One filmmaker working on a feature-length stop-motion animated film with dolls and other materials constructed by hand must be an act of obsession--in this case, one that is reported to have taken 13 years to complete. Reflecting that, "Blood Tea and Red String" concerns dollmakers and puppeteers obsessing over and maneuvering for control of a doll, its animation and of the life borne from it. It even infects their dreams, drug-induced hallucinations and drawings. It's why so much time is spent focused on the sewing and other workings of creation, as well as destruction. That the puppeteers happen to be mice and the dollmakers some rat or wolf-like creatures with crow beaks only puts a fairy-tale layer atop what is essentially a film about its own making. It also helps that hand-crafted, personal touch pays off with some beautiful animation, undiluted by dialogue, but with a pleasant score and effective sound effects.
In the largely live-action bookend scenes, the filmmaker plants the germ of an idea--with an egg that flows downstream for the fairyland creatures. The dollmakers sew this egg into their doll, which the puppeteers steal after the doll-making "Oak Dwellers," as the film's maker, Christiane Cegavske, calls them, refuse to sell the commissioned puppet. After the egg hatches, and the bluebird flies away, one of the mice is inspired to write down the story in pictograph form. Meanwhile, the shaman frog reads the scrolls, the spider spins yarns, and the dollmakers retrieve the hatched idea and send it back down the stream to be unraveled and crystalized by the live-action animator's hand.
As for the fairy-tale layer itself, I was rather flummoxed by what I suspected might be religious symbolism. There's the Moses myth with the floating down stream business, with the animator's hand naturally being the creator, the god, of this film. Then, the Oak Dwellers hang the doll on their tree in a crucifixion pose, a position the mice will also put it in at various times. There is also the doll's stigmata-like hand holes for the mice to employ the Christ doll as a string puppet. Conversely, one may see the female-gendered doll as a Virgin Mary type birthing the blue jay. There's even the business of resurrections with the frog's hearts, plus the forbidden fruit.
On the other hand, I like others' interpretations just as well if not more so. The guy on the DVD's commentary track brings up "The Lord of the Rings" and "Pinocchio," among other things, and he and Cegavske briefly discuss the works of Beatrix Potter. There's the Labyrinth going back to Greek mythology, and elements such as tree dwellers and mystical gardens are fairy-tale staples.
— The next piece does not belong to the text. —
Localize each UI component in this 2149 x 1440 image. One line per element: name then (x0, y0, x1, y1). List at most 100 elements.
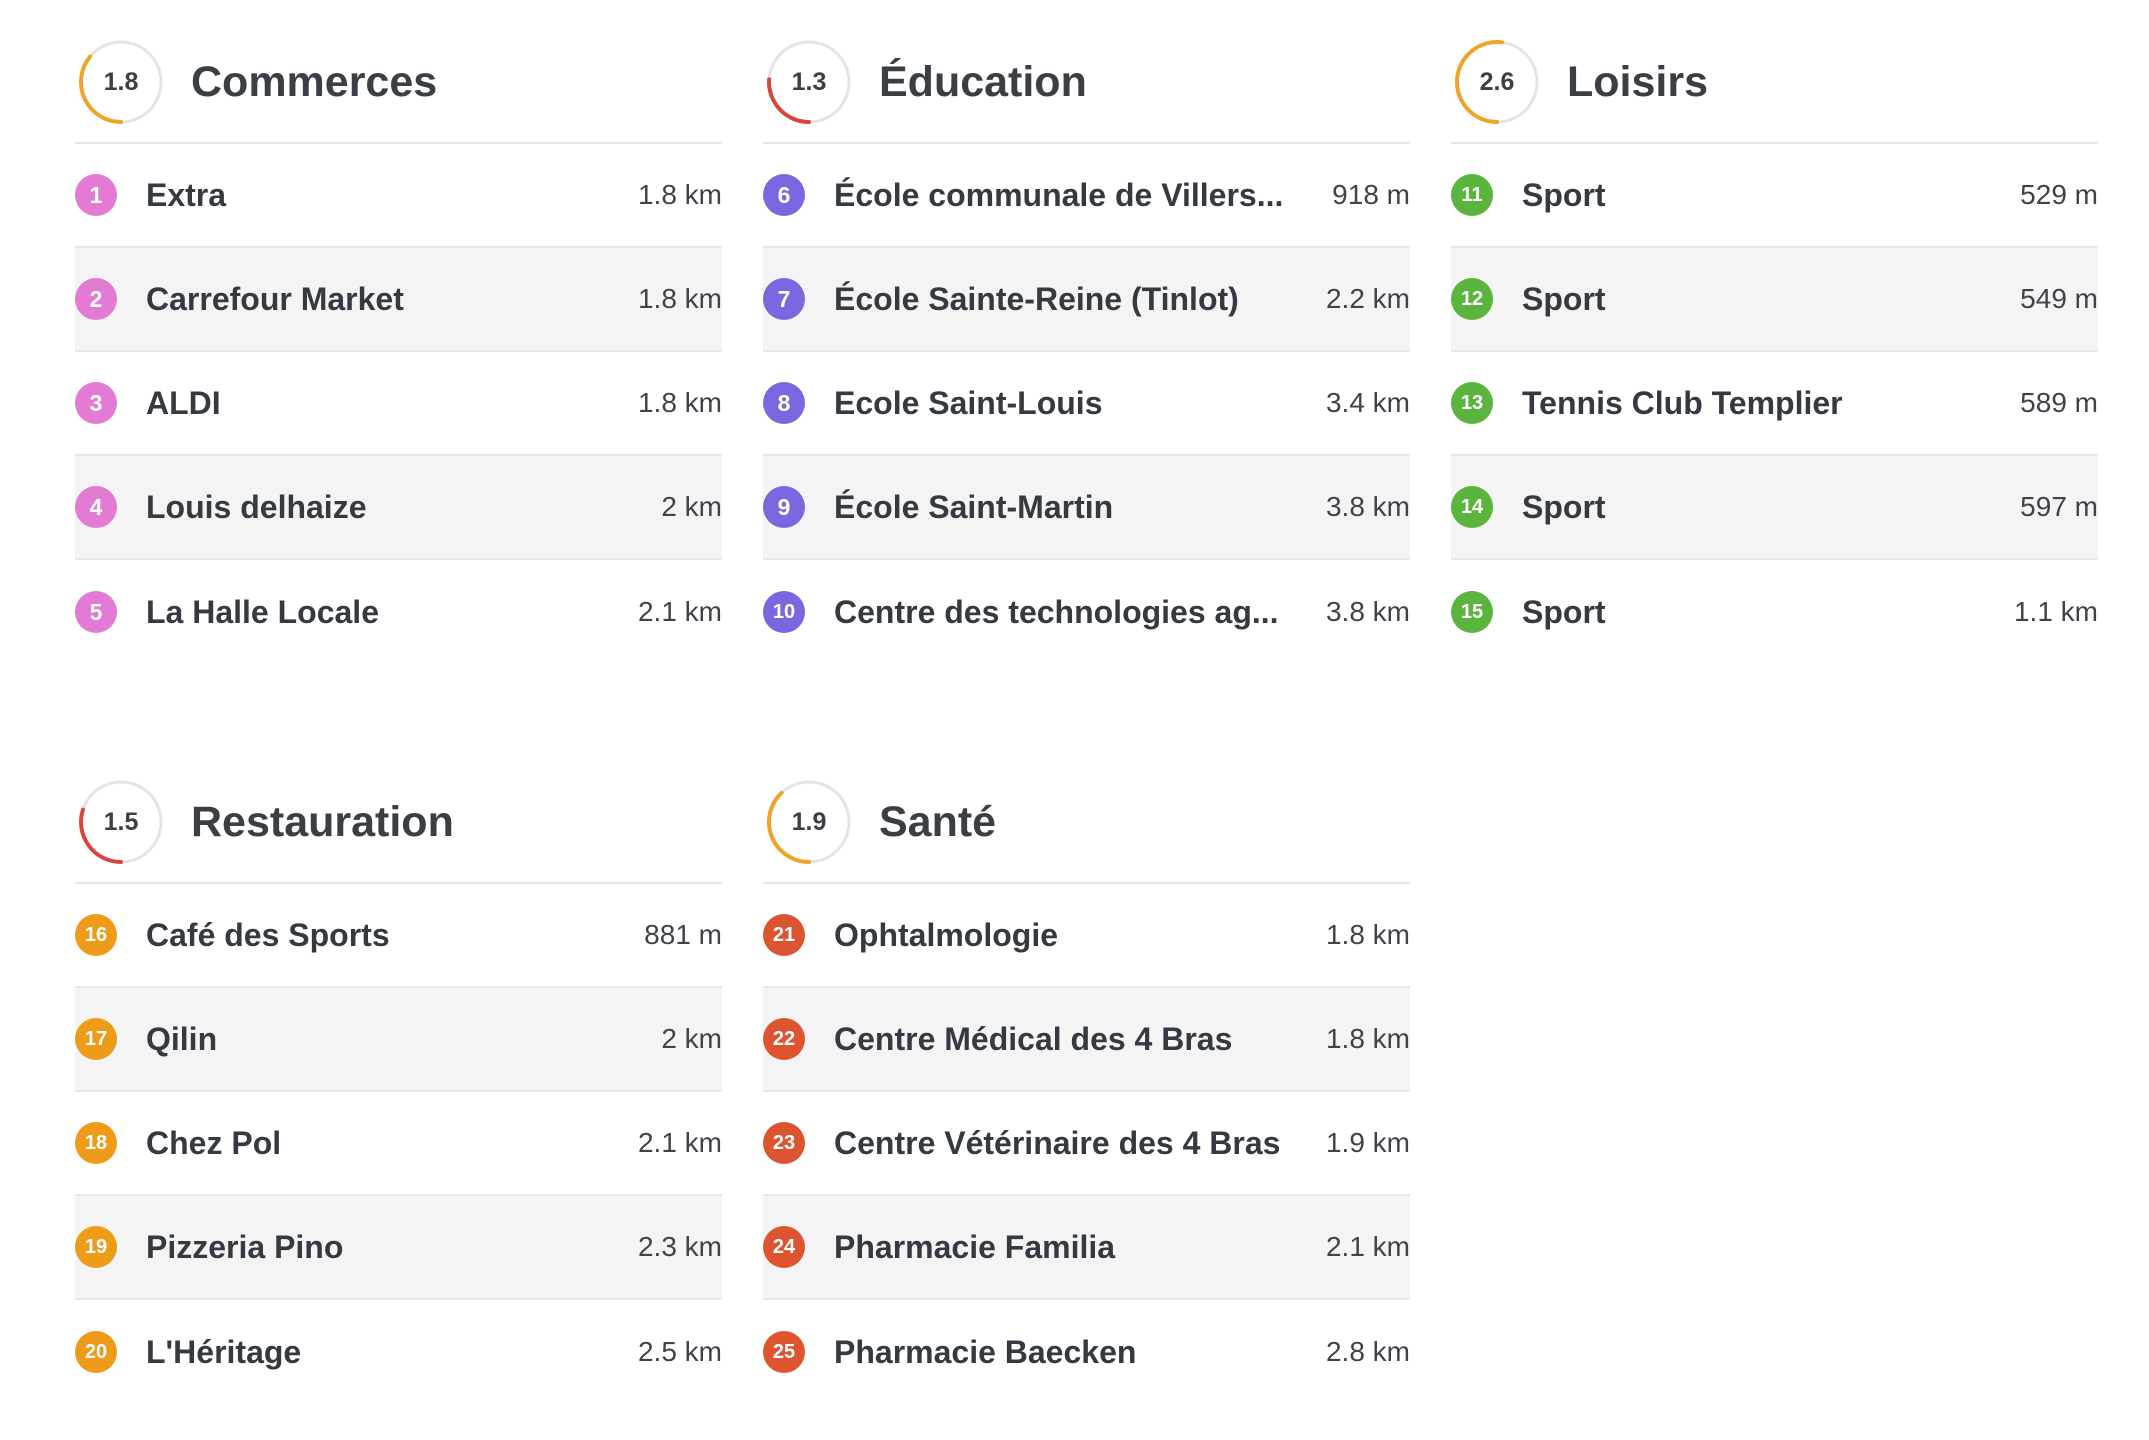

Better still is Tedg's IMDb review where he claims the fantasy to be the inverse of Lewis Carroll's "Alice in Wonderland," of the animals dreaming Alice. After all, there is a mad tea party, with the playing of cards and even a raven--once again raising the riddle of how a raven is like a writing desk. There are chattering flowers to go along with the anthropomorphic animals, there's the recurring theme of consuming food and drink--sometimes with psychedelic effects--and, again, there are the hearts, and, clearly, the film's favorite color is red--red string and red-blooded tea, although it's the spider that cuts off the heads. Caterpillars, however, are merely food here.
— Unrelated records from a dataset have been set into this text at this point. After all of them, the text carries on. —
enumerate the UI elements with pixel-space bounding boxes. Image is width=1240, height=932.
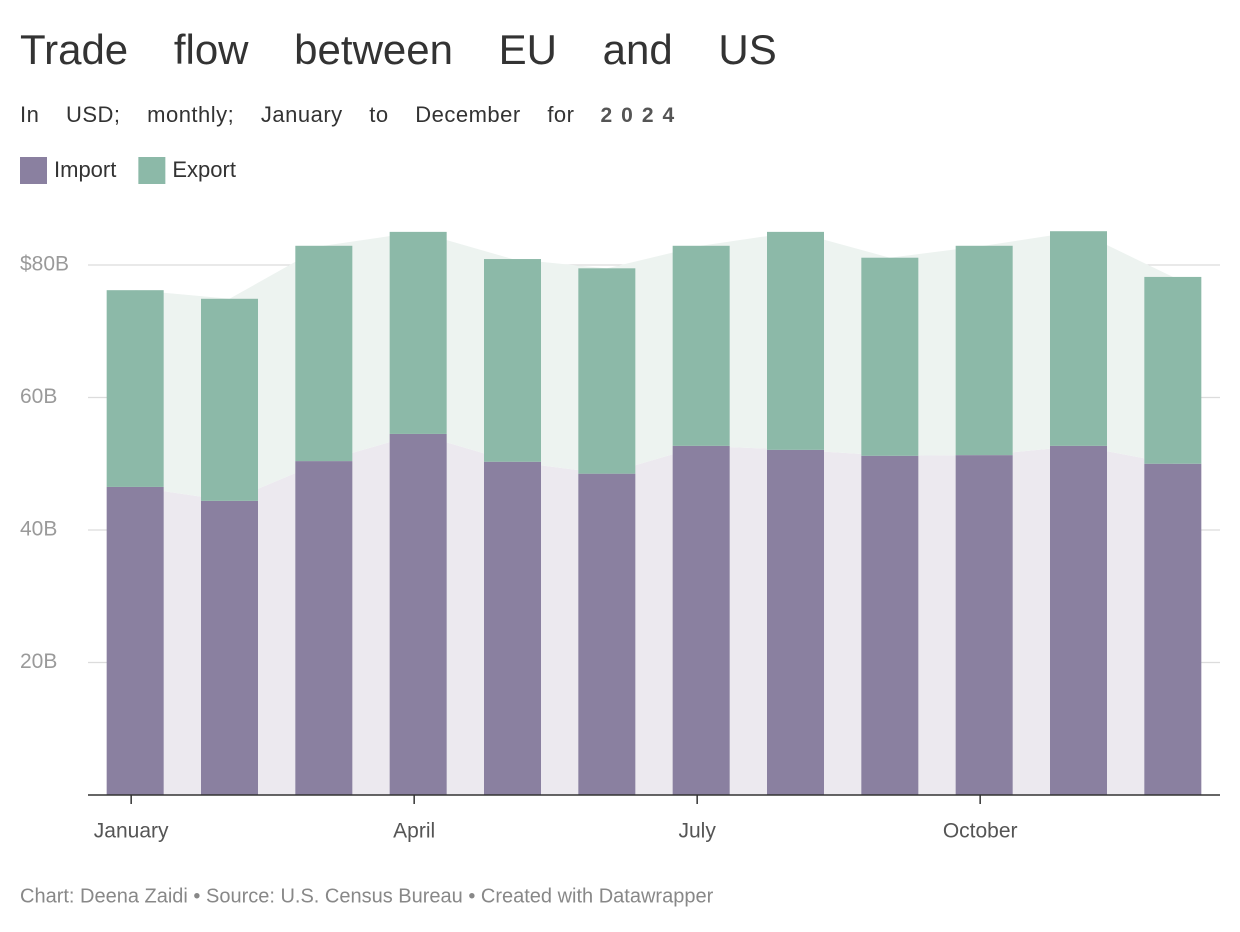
- y-tick-label: 60B: [20, 385, 57, 408]
- chart-title: Trade flow between EU and US: [20, 26, 777, 73]
- bar: [578, 473, 636, 795]
- bar: [955, 245, 1013, 456]
- bar: [484, 259, 541, 462]
- bar: [672, 245, 730, 446]
- legend-swatch: [20, 157, 47, 184]
- bar: [1050, 445, 1107, 795]
- bar: [578, 268, 636, 474]
- bar: [389, 231, 447, 434]
- bar: [955, 455, 1013, 795]
- legend-label: Import: [54, 157, 116, 182]
- bar: [861, 257, 919, 456]
- bar: [861, 455, 919, 795]
- legend-label: Export: [172, 157, 236, 182]
- bar: [106, 290, 164, 487]
- bar: [389, 433, 447, 795]
- x-tick-label: July: [678, 820, 716, 843]
- bar: [484, 461, 541, 795]
- y-tick-label: $80B: [20, 253, 69, 276]
- chart-subtitle: In USD; monthly; January to December for…: [20, 102, 683, 127]
- bar: [295, 245, 353, 462]
- x-tick-label: January: [94, 820, 169, 843]
- y-tick-label: 40B: [20, 518, 57, 541]
- bar: [767, 231, 824, 450]
- bar: [1144, 276, 1202, 464]
- bar: [106, 486, 164, 795]
- x-tick-label: October: [943, 820, 1018, 843]
- x-tick-label: April: [393, 820, 435, 843]
- bar: [201, 500, 258, 795]
- import-area: [135, 433, 1173, 795]
- bar: [201, 298, 258, 501]
- bar: [767, 449, 824, 795]
- source-note: Chart: Deena Zaidi • Source: U.S. Census…: [20, 885, 714, 907]
- subtitle-text: In USD; monthly; January to December for: [20, 102, 575, 127]
- bar: [295, 461, 353, 795]
- bar: [1050, 231, 1107, 446]
- legend-swatch: [138, 157, 166, 184]
- bar: [672, 445, 730, 795]
- subtitle-year: 2024: [601, 104, 684, 127]
- bar: [1144, 463, 1202, 795]
- y-tick-label: 20B: [20, 650, 57, 673]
Cegavske avoids explaining the picture in the DVD commentary for a reason. It's ambiguous and symbolic enough to recall many a fairy tale and original enough to be of its own creation. Moreover, Cegavske claims she doesn't know the whole story of these creatures, as though, as within the film, the dolls were the ones who presented the story--the inanimate doll, via the egg, to the animated dolls that are the dollmakers and puppeteers, to the live-action hand of the creator and, finally, to us.